While in Victoria, of course, we had to have high tea at the Empress, where we also lodged. I've had better food at a high tea, but the experience was worth it because it's the Empress and the room and service are lovely and legendary.

Now we are on Gabriola, a peaceful, rustic, friendly place, visiting friends and relaxing; my bedroom window overlooks the Strait and today we are just vegging. Our friends took us to their favourite lookout spot last night, overlooking the lighthouse. I can see why people retire here, though it may turn out to be a pipe dream for some; I notice there's an awful lot of property for sale. The population of the island seems to have an average age of about 55 or more. All the men and women look the same: grey beards and ball caps on the men, more colourful middle-aged outfits on the women, all seemingly fit as fiddles, walking to and from the ferry.

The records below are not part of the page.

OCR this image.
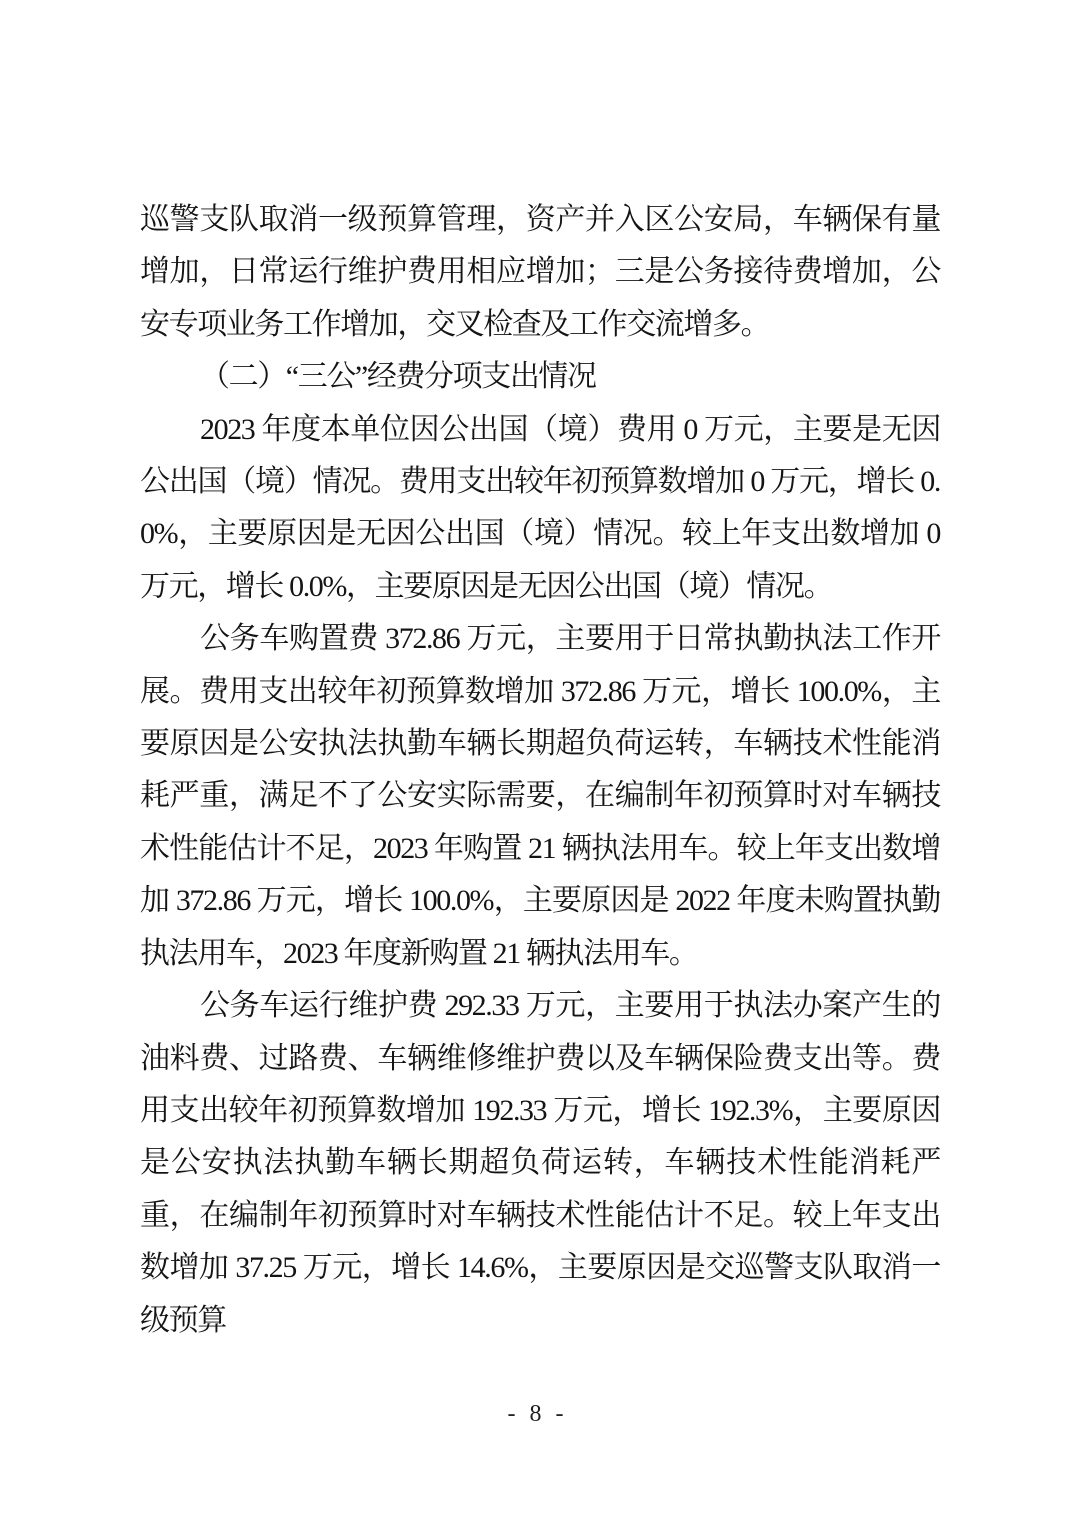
巡警支队取消一级预算管理，资产并入区公安局，车辆保有量增加，日常运行维护费用相应增加；三是公务接待费增加，公安专项业务工作增加，交叉检查及工作交流增多。

（二）“三公”经费分项支出情况

2023 年度本单位因公出国（境）费用 0 万元，主要是无因公出国（境）情况。费用支出较年初预算数增加 0 万元，增长 0.0%，主要原因是无因公出国（境）情况。较上年支出数增加 0 万元，增长 0.0%，主要原因是无因公出国（境）情况。

公务车购置费 372.86 万元，主要用于日常执勤执法工作开展。费用支出较年初预算数增加 372.86 万元，增长 100.0%，主要原因是公安执法执勤车辆长期超负荷运转，车辆技术性能消耗严重，满足不了公安实际需要，在编制年初预算时对车辆技术性能估计不足，2023 年购置 21 辆执法用车。较上年支出数增加 372.86 万元，增长 100.0%，主要原因是 2022 年度未购置执勤执法用车，2023 年度新购置 21 辆执法用车。

公务车运行维护费 292.33 万元，主要用于执法办案产生的油料费、过路费、车辆维修维护费以及车辆保险费支出等。费用支出较年初预算数增加 192.33 万元，增长 192.3%，主要原因是公安执法执勤车辆长期超负荷运转，车辆技术性能消耗严重，在编制年初预算时对车辆技术性能估计不足。较上年支出数增加 37.25 万元，增长 14.6%，主要原因是交巡警支队取消一级预算

- 8 -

I've been very active on this trip (for me), and I'm pleased I'm still hanging in there. I had one fall in the bathroom of the Empress and banged up my arm pretty badly, but my noggin has been spared so far.

One of the items on my bucket list was to eat a Nanaimo bar in Nanaimo, so here's the evidence of that.

Finally, the photo up top should provide a sense of the peace I feel when I'm near water. It and the lighthouse photo were taken by my friend Jan's husband, Tony Bridge, who is a fine amateur photographer with some very nice cameras.

Soon I'll tell you all about my Hawaiian Lomi Lomi massage. Maybe.